Now, this is what Dr. McCaul does say, “Let us for a moment suppose that Rabbi Isaac’s assertion is correct—that in no passage the word זֶרַע (seed) occurs in a figurative sense; will it therefore follow that it cannot occur in a figurative sense? Can any substantial reason be assigned why it should not be used figuratively as well as בֵן יֶ֣לֶד בְּכוֹר? The expression, ‘children of the prophets’ (הַנְּבִיאִ֑ים בְּנֵ֣י) confessedly means the disciples of the prophets. The Israelites are called ‘children of the living God’ (אֵֽל־חָֽי בְּנֵ֥י, Hosea 2:1, in the English Hosea 1:10). To Ephraim the word בֵן (son), and יֶ֣לֶד (child), is applied in Jeremiah 31:20, ‘Is Ephraim My dear son?’ (בֵן); ‘is he a pleasant child?’ (יֶ֣לֶד). Israel is also called God’s firstborn. ‘Israel is My son, My firstborn’ (יִשְׂרָאֵֽל בְכֹרִ֖י בְּנִ֥י, Exodus 4:22). If all these words be used figuratively, what reason is there for denying that זֶרַע may be used in the same way?

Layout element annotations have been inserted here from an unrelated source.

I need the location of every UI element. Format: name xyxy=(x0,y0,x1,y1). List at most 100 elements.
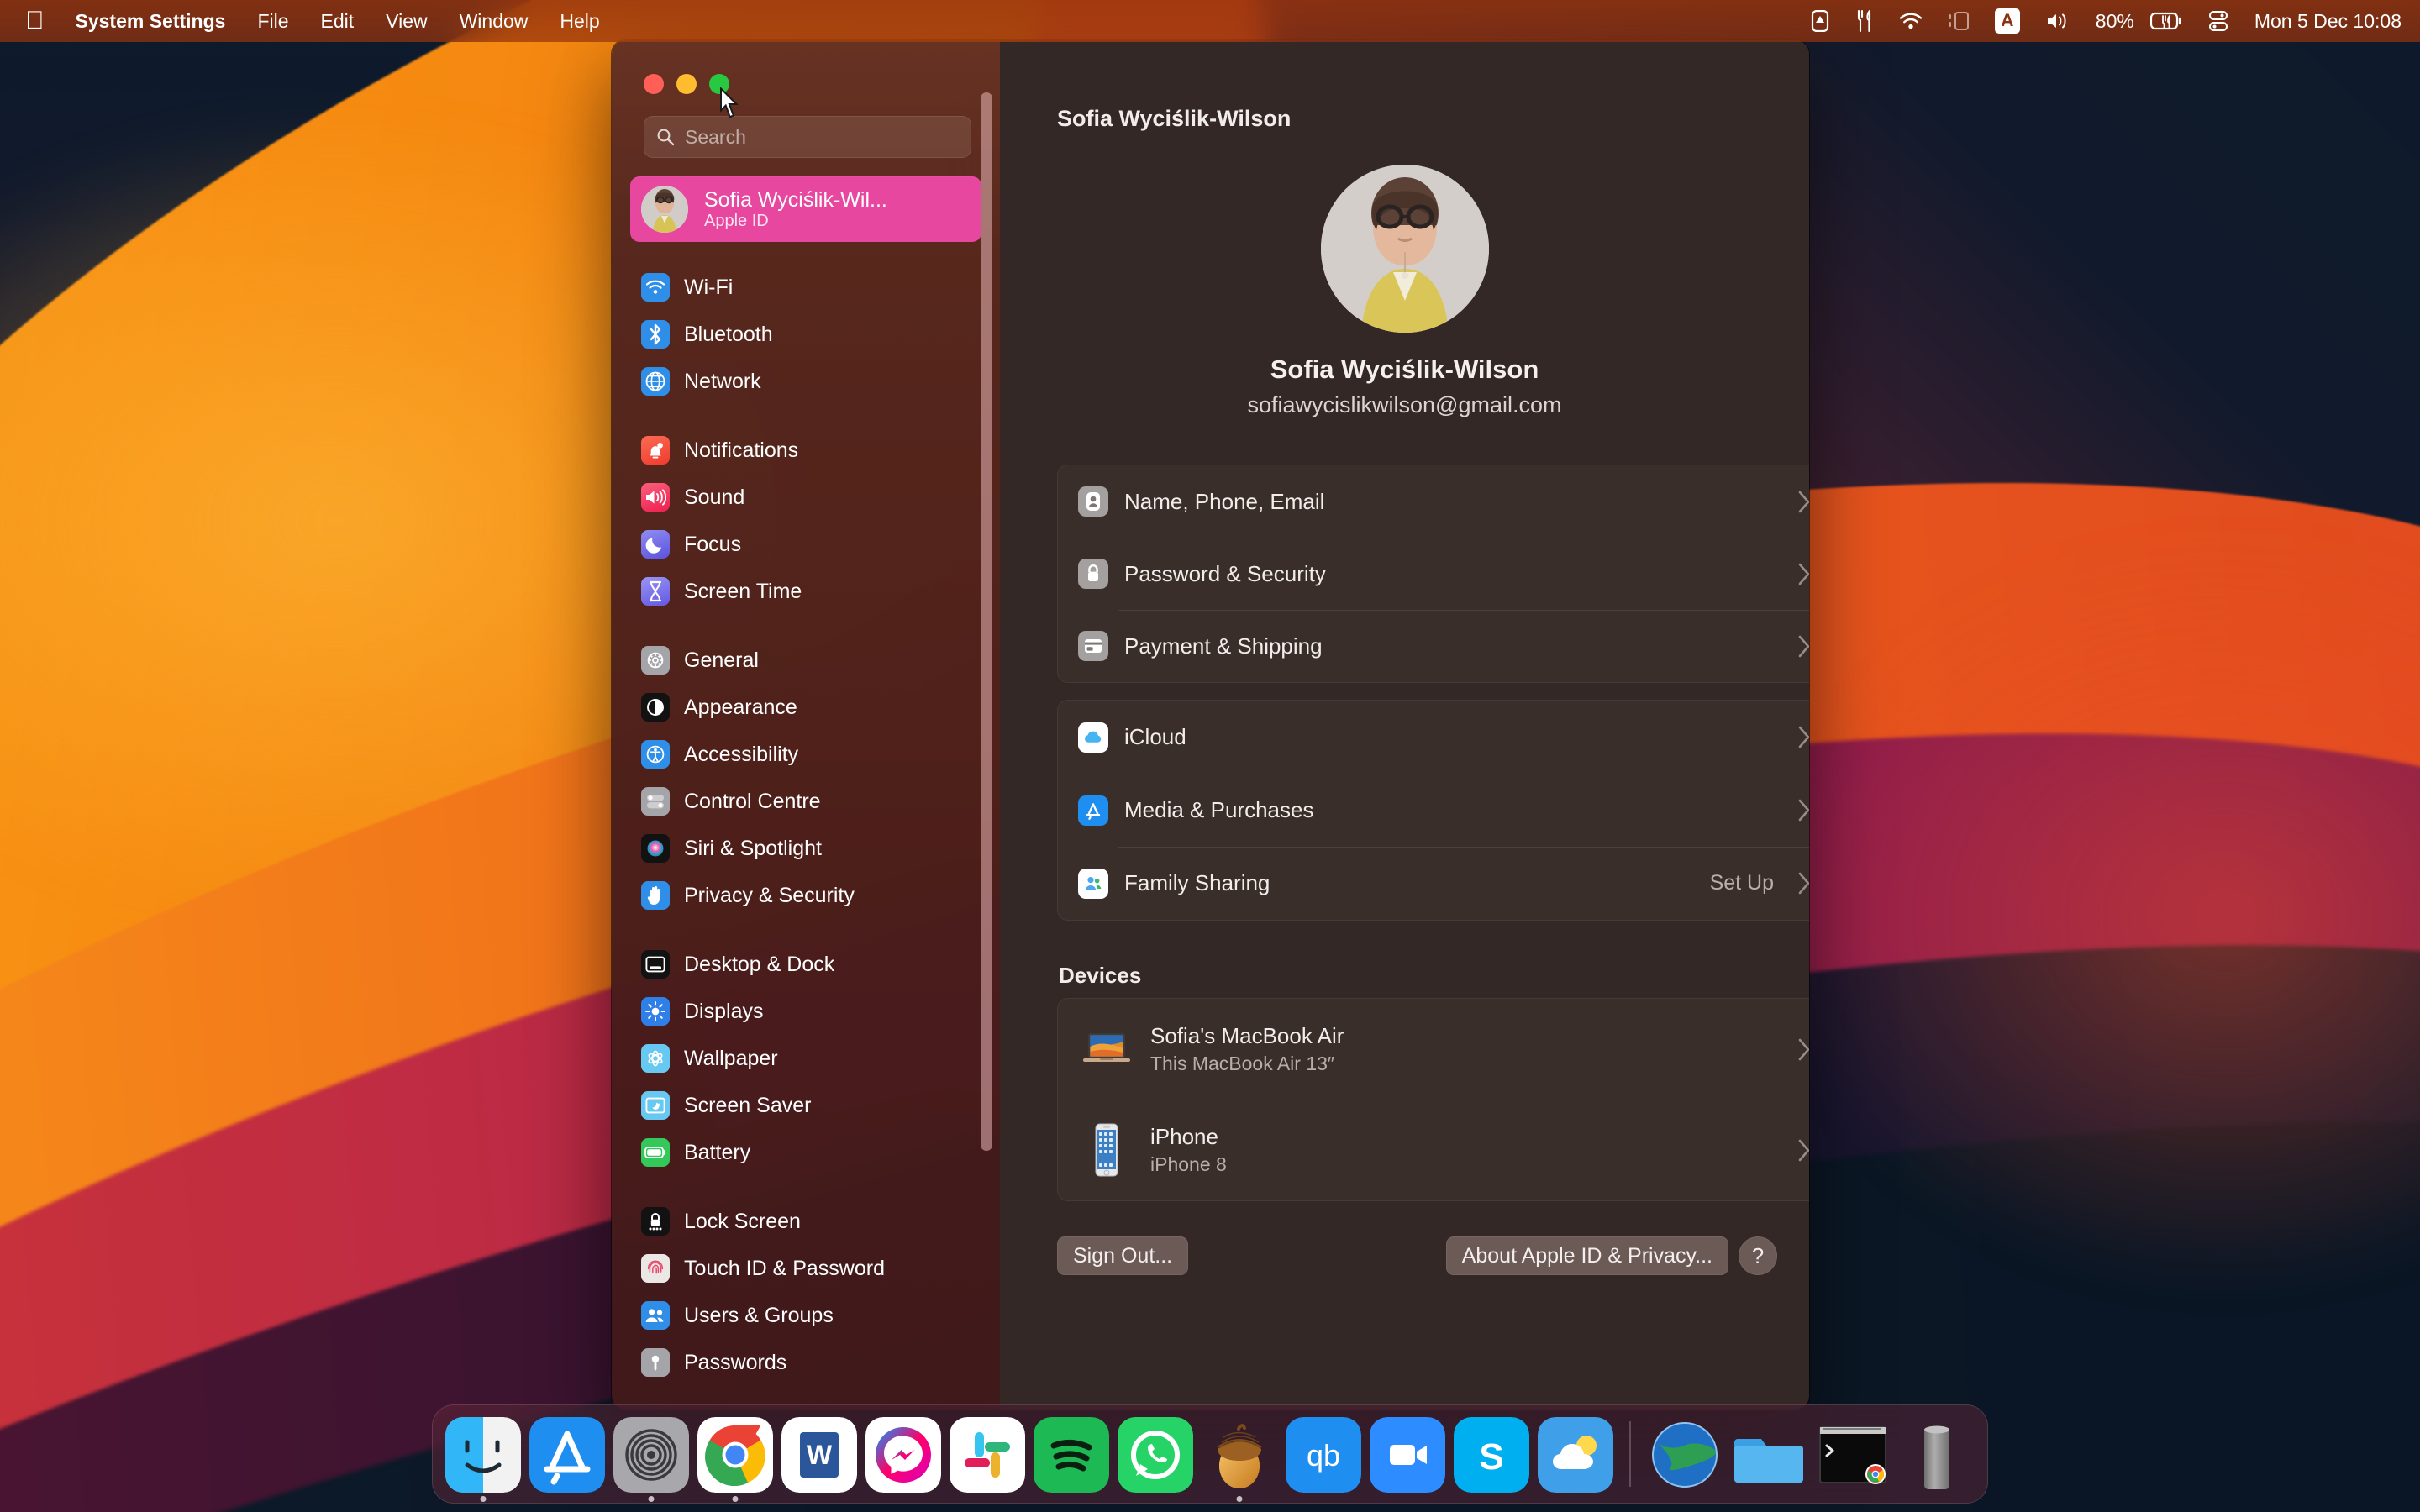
account-settings-group: Name, Phone, Email Password & Security P… xyxy=(1057,465,1809,683)
brightness-icon xyxy=(641,997,670,1026)
sidebar-item-bluetooth[interactable]: Bluetooth xyxy=(630,311,981,358)
stage-manager-icon[interactable] xyxy=(1935,0,1982,42)
dock-item-slack[interactable] xyxy=(949,1415,1026,1493)
dock-item-messenger[interactable] xyxy=(865,1415,942,1493)
row-icloud[interactable]: iCloud xyxy=(1058,701,1809,774)
wifi-icon[interactable] xyxy=(1886,0,1935,42)
sidebar-item-wallpaper[interactable]: Wallpaper xyxy=(630,1035,981,1082)
search-input[interactable] xyxy=(685,126,959,149)
sidebar-item-label: Touch ID & Password xyxy=(684,1257,885,1281)
dock-item-spotify[interactable] xyxy=(1033,1415,1110,1493)
device-row-macbook-air[interactable]: Sofia's MacBook Air This MacBook Air 13″ xyxy=(1058,999,1809,1100)
sidebar-item-apple-id[interactable]: Sofia Wyciślik-Wil... Apple ID xyxy=(630,176,981,242)
row-label: Password & Security xyxy=(1124,561,1782,587)
chrome-icon xyxy=(697,1417,773,1493)
sidebar-item-siri-spotlight[interactable]: Siri & Spotlight xyxy=(630,825,981,872)
dock-item-trash[interactable] xyxy=(1898,1415,1975,1493)
sidebar-item-passwords[interactable]: Passwords xyxy=(630,1339,981,1386)
sidebar-item-desktop-dock[interactable]: Desktop & Dock xyxy=(630,941,981,988)
dock-item-app-store[interactable] xyxy=(529,1415,606,1493)
menu-item-view[interactable]: View xyxy=(370,0,443,42)
app-store-icon xyxy=(529,1417,605,1493)
menu-item-help[interactable]: Help xyxy=(544,0,615,42)
row-name-phone-email[interactable]: Name, Phone, Email xyxy=(1058,465,1809,538)
menu-bar-clock[interactable]: Mon 5 Dec 10:08 xyxy=(2242,0,2402,42)
sidebar-item-users-groups[interactable]: Users & Groups xyxy=(630,1292,981,1339)
sidebar-item-notifications[interactable]: Notifications xyxy=(630,427,981,474)
about-apple-id-privacy-button[interactable]: About Apple ID & Privacy... xyxy=(1446,1236,1728,1275)
device-name: iPhone xyxy=(1150,1124,1780,1150)
sidebar-item-battery[interactable]: Battery xyxy=(630,1129,981,1176)
sidebar-item-label: Control Centre xyxy=(684,790,821,814)
dock-item-google-chrome[interactable] xyxy=(697,1415,774,1493)
dock-item-quickbooks[interactable]: qb xyxy=(1285,1415,1362,1493)
sidebar-item-touch-id-password[interactable]: Touch ID & Password xyxy=(630,1245,981,1292)
close-button[interactable] xyxy=(644,74,664,94)
dock-item-terminal[interactable] xyxy=(1814,1415,1891,1493)
row-media-purchases[interactable]: Media & Purchases xyxy=(1058,774,1809,847)
device-row-iphone[interactable]: iPhone iPhone 8 xyxy=(1058,1100,1809,1200)
sidebar-item-appearance[interactable]: Appearance xyxy=(630,684,981,731)
apple-logo-icon[interactable]:  xyxy=(22,8,60,34)
dock-item-zoom[interactable] xyxy=(1369,1415,1446,1493)
services-group: iCloud Media & Purchases Family Sharing … xyxy=(1057,700,1809,921)
dock-item-whatsapp[interactable] xyxy=(1117,1415,1194,1493)
sidebar-item-sound[interactable]: Sound xyxy=(630,474,981,521)
menu-item-window[interactable]: Window xyxy=(444,0,544,42)
row-password-security[interactable]: Password & Security xyxy=(1058,538,1809,610)
dock-item-downloads[interactable] xyxy=(1730,1415,1807,1493)
sidebar-item-label: Desktop & Dock xyxy=(684,953,834,977)
input-source-icon[interactable]: A xyxy=(1982,0,2033,42)
sidebar-scrollbar[interactable] xyxy=(981,92,992,1151)
sidebar-item-accessibility[interactable]: Accessibility xyxy=(630,731,981,778)
sidebar-item-screen-saver[interactable]: Screen Saver xyxy=(630,1082,981,1129)
sidebar-item-general[interactable]: General xyxy=(630,637,981,684)
battery-percent-label: 80% xyxy=(2083,0,2138,42)
dock-item-network-globe[interactable] xyxy=(1646,1415,1723,1493)
menu-item-file[interactable]: File xyxy=(241,0,304,42)
dock-running-indicator xyxy=(649,1496,655,1502)
volume-icon[interactable] xyxy=(2033,0,2083,42)
sidebar-scroll-area[interactable]: Sofia Wyciślik-Wil... Apple ID Wi-Fi Blu… xyxy=(612,176,1000,1410)
battery-charging-icon[interactable] xyxy=(2138,0,2195,42)
sidebar-item-network[interactable]: Network xyxy=(630,358,981,405)
help-button[interactable]: ? xyxy=(1739,1236,1777,1275)
dock-item-weather[interactable] xyxy=(1537,1415,1614,1493)
sidebar-item-privacy-security[interactable]: Privacy & Security xyxy=(630,872,981,919)
fork-knife-icon[interactable] xyxy=(1843,0,1886,42)
lock-screen-icon xyxy=(641,1207,670,1236)
sidebar-item-label: Privacy & Security xyxy=(684,884,855,908)
dock-item-finder[interactable] xyxy=(445,1415,522,1493)
search-field[interactable] xyxy=(644,116,971,158)
row-family-sharing[interactable]: Family Sharing Set Up xyxy=(1058,847,1809,920)
control-centre-icon[interactable] xyxy=(2195,0,2242,42)
row-payment-shipping[interactable]: Payment & Shipping xyxy=(1058,610,1809,682)
sidebar-item-lock-screen[interactable]: Lock Screen xyxy=(630,1198,981,1245)
chevron-right-icon xyxy=(1798,799,1809,822)
avatar[interactable] xyxy=(1321,165,1489,333)
sidebar-item-screen-time[interactable]: Screen Time xyxy=(630,568,981,615)
menu-bar:  System Settings File Edit View Window … xyxy=(0,0,2420,42)
sidebar-item-focus[interactable]: Focus xyxy=(630,521,981,568)
system-settings-icon xyxy=(613,1417,689,1493)
sign-out-button[interactable]: Sign Out... xyxy=(1057,1236,1188,1275)
chevron-right-icon xyxy=(1798,491,1809,513)
downloads-folder-icon xyxy=(1731,1417,1807,1493)
acorn-icon xyxy=(1202,1417,1277,1493)
minimise-button[interactable] xyxy=(676,74,697,94)
dropbox-icon[interactable] xyxy=(1797,0,1843,42)
dock-item-skype[interactable]: S xyxy=(1453,1415,1530,1493)
chevron-right-icon xyxy=(1798,872,1809,895)
menu-item-edit[interactable]: Edit xyxy=(305,0,371,42)
lock-icon xyxy=(1078,559,1108,589)
menu-item-system-settings[interactable]: System Settings xyxy=(60,0,242,42)
dock-item-acorn[interactable] xyxy=(1201,1415,1278,1493)
sidebar: Sofia Wyciślik-Wil... Apple ID Wi-Fi Blu… xyxy=(612,40,1000,1410)
sidebar-item-displays[interactable]: Displays xyxy=(630,988,981,1035)
dock-item-system-settings[interactable] xyxy=(613,1415,690,1493)
sidebar-item-label: Bluetooth xyxy=(684,323,773,347)
dock-item-microsoft-word[interactable]: W xyxy=(781,1415,858,1493)
sidebar-item-wi-fi[interactable]: Wi-Fi xyxy=(630,264,981,311)
sidebar-item-control-centre[interactable]: Control Centre xyxy=(630,778,981,825)
messenger-icon xyxy=(865,1417,941,1493)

“But, secondly, the assertion that זֶרַע (seed) must mean the natural offspring is not true. It is used of the firstborn of the husband’s brother, when the husband had died without issue (see Genesis 38:8 and Deuteronomy 25:6). Here it cannot be contended that the child is the natural offspring of the deceased. In Isaiah 57:4, it is used figuratively—‘Are ye not children of transgressors, a seed of falsehood?’ (שׇֽׁקֶר זֶ֥רַע). And again, Malachi 2:15, ‘a godly seed’ (אֱלֹהִ֑ים זֶ֣רַע). In the thirty-first verse of the twenty-second psalm (Psalms 22:30 English), which verse is not controversial, Aben Ezra himself takes זֶ֖רַע (seed) figuratively, ‘A seed shall serve him; it shall be counted to the Lord,’ etc. Aben Ezra renders these words, ‘A seed which shall serve Him,’ etc., and adds, ‘as if that was a seed which serveth Him’ (הוא כאלו יעבדנו אשּר ורע). Again, in that famous verse Genesis 3:15, ‘I will put enmity between thee and the woman, and between thy seed and her seed,’ we cannot understand the natural offspring of the tempter, but those who do his works, and are actuated by his spirit” (“Doctrine and Interpretation of the Fifty-third Chapter of Isaiah,” by Dr McCaul, pp. 29 and 30).
If the learned Professor as accurately represents the views and statements of Oxlee, Gesenius, and Schleiermacher, whom he quotes so profusely, he has but little reason for sheltering himself behind their opinions.